---
title: "What Is an AI Crawler? GPTBot, ClaudeBot & More"
description: "An AI crawler is a bot operated by an AI company to fetch web content for training or live retrieval — GPTBot, ClaudeBot, PerplexityBot, Google-Extended. Controlled via robots.txt."
canonical: https://aiovsseo.com/glossary/ai-crawler.html
date: 2026-06-07
---
# What is AI crawler?

Definition

An AI crawler is a bot run by an AI company to fetch web content for model training or live retrieval. Examples include GPTBot, ClaudeBot, PerplexityBot and Google-Extended. You control their access via robots.txt.

An **AI crawler** is an automated agent operated by an AI provider that fetches web pages either to train models or to retrieve content for live answers. They are distinct from classic search crawlers, though some companies run both.

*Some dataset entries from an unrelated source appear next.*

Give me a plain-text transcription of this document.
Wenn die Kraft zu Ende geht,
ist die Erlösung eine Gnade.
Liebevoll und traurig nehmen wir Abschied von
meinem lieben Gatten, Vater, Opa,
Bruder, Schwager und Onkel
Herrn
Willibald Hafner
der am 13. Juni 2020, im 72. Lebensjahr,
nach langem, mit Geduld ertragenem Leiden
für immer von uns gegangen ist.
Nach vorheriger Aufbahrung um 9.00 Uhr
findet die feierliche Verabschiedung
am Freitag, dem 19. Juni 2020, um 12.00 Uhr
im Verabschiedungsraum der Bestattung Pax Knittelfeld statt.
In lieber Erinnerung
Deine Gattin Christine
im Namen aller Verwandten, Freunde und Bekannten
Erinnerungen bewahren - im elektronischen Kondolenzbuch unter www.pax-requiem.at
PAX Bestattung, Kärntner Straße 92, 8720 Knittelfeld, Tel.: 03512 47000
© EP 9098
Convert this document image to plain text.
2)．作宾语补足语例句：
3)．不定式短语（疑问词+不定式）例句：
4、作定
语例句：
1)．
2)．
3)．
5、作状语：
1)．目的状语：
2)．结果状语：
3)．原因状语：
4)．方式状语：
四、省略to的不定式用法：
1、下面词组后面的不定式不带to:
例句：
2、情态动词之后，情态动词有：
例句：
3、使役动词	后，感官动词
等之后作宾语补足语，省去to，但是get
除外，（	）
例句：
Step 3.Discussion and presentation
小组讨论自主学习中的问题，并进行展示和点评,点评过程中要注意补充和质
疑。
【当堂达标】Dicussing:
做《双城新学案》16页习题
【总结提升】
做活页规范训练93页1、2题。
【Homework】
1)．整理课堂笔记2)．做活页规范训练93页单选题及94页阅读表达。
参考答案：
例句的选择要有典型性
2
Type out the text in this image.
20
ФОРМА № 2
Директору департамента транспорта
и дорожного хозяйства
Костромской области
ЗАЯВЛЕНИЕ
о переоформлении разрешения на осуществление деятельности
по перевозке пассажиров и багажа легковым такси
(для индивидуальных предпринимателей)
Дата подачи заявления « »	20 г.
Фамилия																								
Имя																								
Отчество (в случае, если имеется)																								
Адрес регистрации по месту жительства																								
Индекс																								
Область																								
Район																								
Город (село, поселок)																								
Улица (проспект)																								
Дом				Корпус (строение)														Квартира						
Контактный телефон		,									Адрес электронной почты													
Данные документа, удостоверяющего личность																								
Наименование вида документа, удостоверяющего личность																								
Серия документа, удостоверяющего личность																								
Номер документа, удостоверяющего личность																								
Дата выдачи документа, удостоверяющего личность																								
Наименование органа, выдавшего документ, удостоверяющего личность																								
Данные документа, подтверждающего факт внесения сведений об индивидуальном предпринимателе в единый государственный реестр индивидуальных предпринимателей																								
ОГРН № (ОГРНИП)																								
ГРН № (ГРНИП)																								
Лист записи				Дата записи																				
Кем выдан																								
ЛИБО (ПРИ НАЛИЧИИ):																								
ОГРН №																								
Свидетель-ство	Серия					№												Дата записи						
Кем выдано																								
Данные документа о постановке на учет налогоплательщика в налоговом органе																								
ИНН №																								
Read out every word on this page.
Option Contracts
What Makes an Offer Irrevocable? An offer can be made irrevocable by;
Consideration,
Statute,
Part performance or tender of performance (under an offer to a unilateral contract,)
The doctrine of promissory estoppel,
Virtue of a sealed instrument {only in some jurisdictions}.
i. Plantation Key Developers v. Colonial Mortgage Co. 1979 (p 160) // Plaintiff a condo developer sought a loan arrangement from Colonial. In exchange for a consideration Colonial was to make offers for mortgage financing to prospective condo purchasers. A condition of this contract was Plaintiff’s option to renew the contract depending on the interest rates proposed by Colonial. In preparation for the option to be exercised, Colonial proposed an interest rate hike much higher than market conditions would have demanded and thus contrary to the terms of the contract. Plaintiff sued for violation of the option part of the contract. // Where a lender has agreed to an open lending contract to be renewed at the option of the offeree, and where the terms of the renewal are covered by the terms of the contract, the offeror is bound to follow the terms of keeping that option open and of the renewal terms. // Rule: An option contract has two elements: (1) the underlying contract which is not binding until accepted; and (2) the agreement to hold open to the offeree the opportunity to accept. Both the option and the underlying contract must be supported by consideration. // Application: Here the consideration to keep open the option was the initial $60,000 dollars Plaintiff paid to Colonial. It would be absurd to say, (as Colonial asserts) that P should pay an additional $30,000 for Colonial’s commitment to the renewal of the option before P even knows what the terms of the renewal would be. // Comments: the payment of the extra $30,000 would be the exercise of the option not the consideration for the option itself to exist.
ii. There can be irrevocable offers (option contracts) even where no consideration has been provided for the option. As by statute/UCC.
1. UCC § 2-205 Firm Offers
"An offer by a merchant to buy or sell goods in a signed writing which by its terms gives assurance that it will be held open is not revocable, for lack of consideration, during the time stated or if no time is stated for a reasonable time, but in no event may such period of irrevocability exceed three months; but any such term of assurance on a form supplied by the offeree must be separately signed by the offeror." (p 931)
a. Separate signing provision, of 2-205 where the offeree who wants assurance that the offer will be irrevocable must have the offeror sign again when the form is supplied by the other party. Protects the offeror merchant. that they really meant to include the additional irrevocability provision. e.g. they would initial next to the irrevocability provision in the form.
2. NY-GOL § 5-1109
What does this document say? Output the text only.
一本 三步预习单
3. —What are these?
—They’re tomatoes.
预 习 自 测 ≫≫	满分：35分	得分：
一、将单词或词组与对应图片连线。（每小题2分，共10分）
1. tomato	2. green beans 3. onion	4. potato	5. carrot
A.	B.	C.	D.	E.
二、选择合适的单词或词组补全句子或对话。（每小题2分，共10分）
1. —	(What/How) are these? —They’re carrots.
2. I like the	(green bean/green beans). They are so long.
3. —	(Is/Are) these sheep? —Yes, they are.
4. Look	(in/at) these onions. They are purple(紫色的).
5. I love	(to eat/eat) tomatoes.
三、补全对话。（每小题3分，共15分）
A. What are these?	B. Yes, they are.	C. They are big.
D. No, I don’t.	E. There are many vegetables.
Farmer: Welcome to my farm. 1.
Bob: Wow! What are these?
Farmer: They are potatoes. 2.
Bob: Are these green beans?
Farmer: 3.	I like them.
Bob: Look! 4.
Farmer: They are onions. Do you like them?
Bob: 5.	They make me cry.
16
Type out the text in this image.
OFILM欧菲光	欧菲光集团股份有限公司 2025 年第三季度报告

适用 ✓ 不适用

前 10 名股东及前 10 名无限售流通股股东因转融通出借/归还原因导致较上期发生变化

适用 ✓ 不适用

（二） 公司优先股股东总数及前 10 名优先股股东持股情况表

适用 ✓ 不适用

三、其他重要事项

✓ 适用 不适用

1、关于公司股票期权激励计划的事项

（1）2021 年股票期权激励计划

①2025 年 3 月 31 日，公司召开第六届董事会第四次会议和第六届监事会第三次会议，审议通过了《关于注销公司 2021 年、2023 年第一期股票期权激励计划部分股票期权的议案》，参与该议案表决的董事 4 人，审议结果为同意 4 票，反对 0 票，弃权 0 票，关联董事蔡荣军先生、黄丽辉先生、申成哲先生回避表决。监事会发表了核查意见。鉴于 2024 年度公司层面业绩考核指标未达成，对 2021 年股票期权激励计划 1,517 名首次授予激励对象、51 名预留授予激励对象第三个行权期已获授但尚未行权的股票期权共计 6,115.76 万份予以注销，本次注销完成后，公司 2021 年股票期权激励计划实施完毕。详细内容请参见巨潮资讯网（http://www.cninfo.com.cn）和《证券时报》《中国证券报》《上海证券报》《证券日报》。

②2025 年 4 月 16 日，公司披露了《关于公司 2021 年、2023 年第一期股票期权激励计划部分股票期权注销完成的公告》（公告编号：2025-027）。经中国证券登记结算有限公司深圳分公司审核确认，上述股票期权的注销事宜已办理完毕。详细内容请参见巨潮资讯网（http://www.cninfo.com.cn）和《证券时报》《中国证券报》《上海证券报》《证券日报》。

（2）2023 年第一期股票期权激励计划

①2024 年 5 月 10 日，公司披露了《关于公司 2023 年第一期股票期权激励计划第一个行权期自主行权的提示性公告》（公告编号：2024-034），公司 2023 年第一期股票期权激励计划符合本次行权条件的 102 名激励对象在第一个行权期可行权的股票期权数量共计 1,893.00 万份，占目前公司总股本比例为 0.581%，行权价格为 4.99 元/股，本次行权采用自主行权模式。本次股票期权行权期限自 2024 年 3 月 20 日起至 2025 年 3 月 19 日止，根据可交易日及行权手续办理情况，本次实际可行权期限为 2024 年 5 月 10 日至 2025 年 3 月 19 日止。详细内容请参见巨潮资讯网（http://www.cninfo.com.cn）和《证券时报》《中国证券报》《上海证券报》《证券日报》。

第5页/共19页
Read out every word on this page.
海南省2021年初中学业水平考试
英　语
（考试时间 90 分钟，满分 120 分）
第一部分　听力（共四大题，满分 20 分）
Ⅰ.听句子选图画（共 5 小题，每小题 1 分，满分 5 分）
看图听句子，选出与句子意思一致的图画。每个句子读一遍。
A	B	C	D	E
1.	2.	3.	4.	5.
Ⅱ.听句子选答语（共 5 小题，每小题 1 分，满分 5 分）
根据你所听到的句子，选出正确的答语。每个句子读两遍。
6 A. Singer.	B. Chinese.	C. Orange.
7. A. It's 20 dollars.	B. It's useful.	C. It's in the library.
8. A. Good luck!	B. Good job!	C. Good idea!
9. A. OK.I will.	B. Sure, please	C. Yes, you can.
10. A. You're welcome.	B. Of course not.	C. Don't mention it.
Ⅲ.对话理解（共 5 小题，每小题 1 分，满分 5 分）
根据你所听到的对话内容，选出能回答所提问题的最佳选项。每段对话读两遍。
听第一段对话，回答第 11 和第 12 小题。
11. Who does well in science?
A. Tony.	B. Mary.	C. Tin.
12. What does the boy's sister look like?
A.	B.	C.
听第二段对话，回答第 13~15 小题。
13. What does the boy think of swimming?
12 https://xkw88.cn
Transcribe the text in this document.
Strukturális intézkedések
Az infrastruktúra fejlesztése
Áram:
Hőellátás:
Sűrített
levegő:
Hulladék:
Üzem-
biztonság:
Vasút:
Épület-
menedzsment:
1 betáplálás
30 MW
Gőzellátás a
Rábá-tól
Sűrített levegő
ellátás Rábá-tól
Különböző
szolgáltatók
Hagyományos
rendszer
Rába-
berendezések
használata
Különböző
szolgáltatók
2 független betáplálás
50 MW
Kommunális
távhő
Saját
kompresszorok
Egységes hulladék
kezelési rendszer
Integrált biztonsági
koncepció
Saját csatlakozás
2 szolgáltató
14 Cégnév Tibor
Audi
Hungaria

## Common AI crawlers (2026)

- **GPTBot** (OpenAI) — training; **OAI-SearchBot** / **ChatGPT-User** — search & browsing
- **ClaudeBot** (Anthropic) — training; **Claude-SearchBot** — retrieval
- **PerplexityBot** — retrieval
- **Google-Extended** — Gemini training (separate from Googlebot)

## Controlling access

Govern them with `robots.txt` rules and the [Content-Signal](/glossary/content-signal.html) directive to separate search indexing, live retrieval and training permissions.

## Frequently asked questions

**Should I block AI crawlers?**

It depends on your goal. Blocking training crawlers (e.g. GPTBot, Google-Extended) while allowing retrieval crawlers keeps you citable in AI answers without feeding training. Blocking everything risks losing AI visibility entirely.

**Is Google-Extended the same as Googlebot?**

No. Googlebot handles search indexing; Google-Extended is a separate control for whether your content trains Gemini. You can allow one and disallow the other.